Jawa Barat, dalam mencapai visi dan misinya, perlu
menyadari potensi yang dimiliki. Salah satunya adalah potensi geografis yang
berdampingan dengan DKI, sehingga menjadikannya sebagai daerah penyangga
ibukota. Hal ini menjadi daya tarik tersendiri bagi para investor untuk
menanamkan modalnya di Jawa Barat.
Sampai saat ini Jawa Barat mampu memberikan kontribusi yang
besar bagi perekonomian Indonesia. PDRB termasuk migas Jawa Barat pada tahun
2007 mencapai Rp. 490.993,07 Milyar. Tiga kabupaten penyumbang PDRB terbesar di
Propinsi Jawa Barat adalah Kabupaten Bekasi (15,04 persen), Kabupaten Bogor
(10,33 persen) dan Kabupaten Karawang (10,30 persen). Sehingga total sumbangan
dari ketiga kabupaten tersebut adalah sebesar 35,67 persen.
Bila menelaah lebih lanjut kedalam PDRB tiap kabupaten,
terlihat bahwa sumbangan terbesarnya berasal dari sektor industri. Kontribusi
sektor industri terhadap PDRB di Kabupaten Bekasi sebesar 79,82 persen, di Kabupaten
Bogor sebesar 63,72 persen dan Kabupaten Karawang sebesar 53,80 persen.

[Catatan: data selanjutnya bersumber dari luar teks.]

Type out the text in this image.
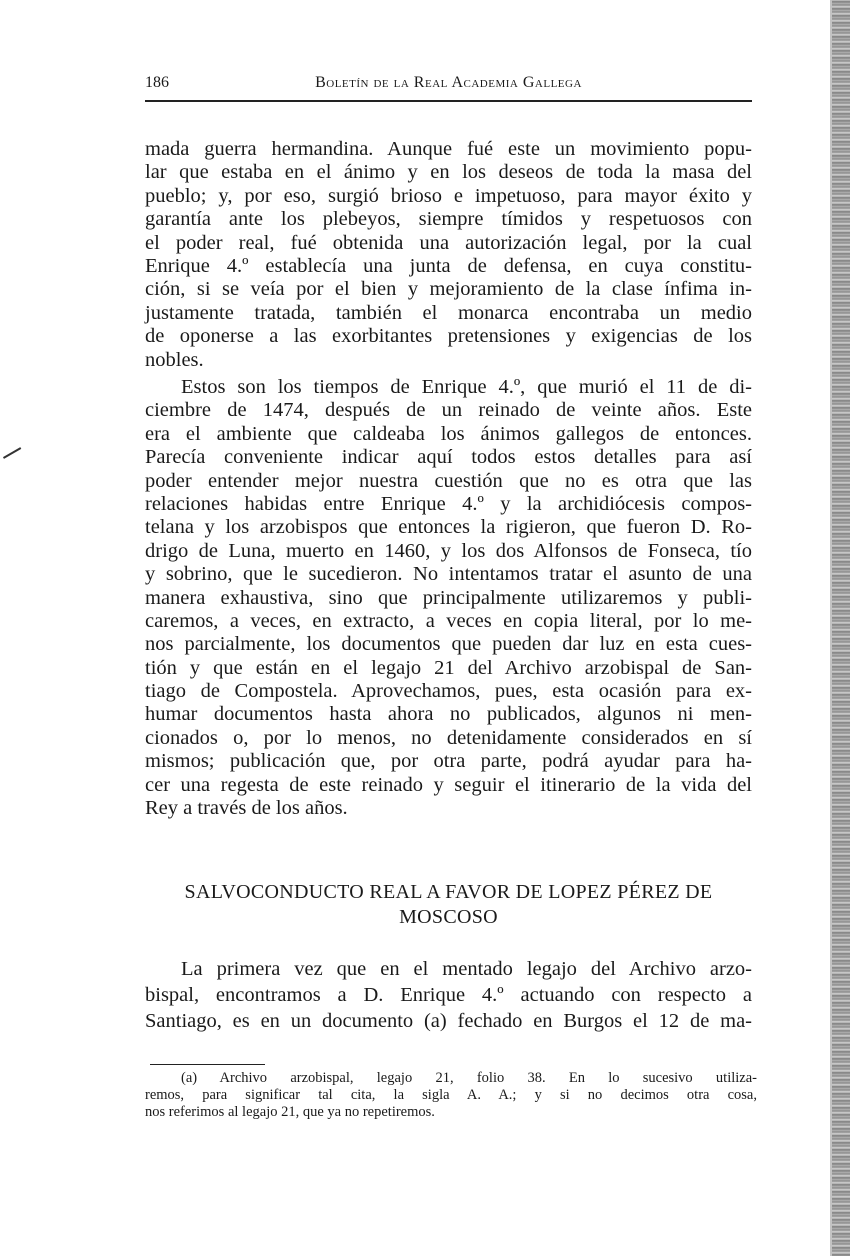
186	Boletín de la Real Academia Gallega
mada guerra hermandina. Aunque fué este un movimiento popu-
lar que estaba en el ánimo y en los deseos de toda la masa del
pueblo; y, por eso, surgió brioso e impetuoso, para mayor éxito y
garantía ante los plebeyos, siempre tímidos y respetuosos con
el poder real, fué obtenida una autorización legal, por la cual
Enrique 4.º establecía una junta de defensa, en cuya constitu-
ción, si se veía por el bien y mejoramiento de la clase ínfima in-
justamente tratada, también el monarca encontraba un medio
de oponerse a las exorbitantes pretensiones y exigencias de los
nobles.
Estos son los tiempos de Enrique 4.º, que murió el 11 de di-
ciembre de 1474, después de un reinado de veinte años. Este
era el ambiente que caldeaba los ánimos gallegos de entonces.
Parecía conveniente indicar aquí todos estos detalles para así
poder entender mejor nuestra cuestión que no es otra que las
relaciones habidas entre Enrique 4.º y la archidiócesis compos-
telana y los arzobispos que entonces la rigieron, que fueron D. Ro-
drigo de Luna, muerto en 1460, y los dos Alfonsos de Fonseca, tío
y sobrino, que le sucedieron. No intentamos tratar el asunto de una
manera exhaustiva, sino que principalmente utilizaremos y publi-
caremos, a veces, en extracto, a veces en copia literal, por lo me-
nos parcialmente, los documentos que pueden dar luz en esta cues-
tión y que están en el legajo 21 del Archivo arzobispal de San-
tiago de Compostela. Aprovechamos, pues, esta ocasión para ex-
humar documentos hasta ahora no publicados, algunos ni men-
cionados o, por lo menos, no detenidamente considerados en sí
mismos; publicación que, por otra parte, podrá ayudar para ha-
cer una regesta de este reinado y seguir el itinerario de la vida del
Rey a través de los años.
SALVOCONDUCTO REAL A FAVOR DE LOPEZ PÉREZ DE
MOSCOSO
La primera vez que en el mentado legajo del Archivo arzo-
bispal, encontramos a D. Enrique 4.º actuando con respecto a
Santiago, es en un documento (a) fechado en Burgos el 12 de ma-
(a) Archivo arzobispal, legajo 21, folio 38. En lo sucesivo utiliza-
remos, para significar tal cita, la sigla A. A.; y si no decimos otra cosa,
nos referimos al legajo 21, que ya no repetiremos.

Dari kenyataan diatas, jelas besarnya kontribusi sektor
industri terhadap perekonomian Jawa Barat membuat sektor industri menjadi
sangat sensitif. Saat keadaan kondusif bagi aktivitas ekonomi, produktivitas akan
meningkat, tenaga kerja terserap lebih banyak, sehingga akhirnya mampu
menumbuhkan laju perekonomian dan menekan angka kemiskinan. Sebaliknya ketika
keadaan tidak kondusif, banyak tenaga kerja yang di-PHK, produktivitas menurun,
ekonomi melesu, akibatnya lebih lanjut adalah peningkatan angka kemiskinan.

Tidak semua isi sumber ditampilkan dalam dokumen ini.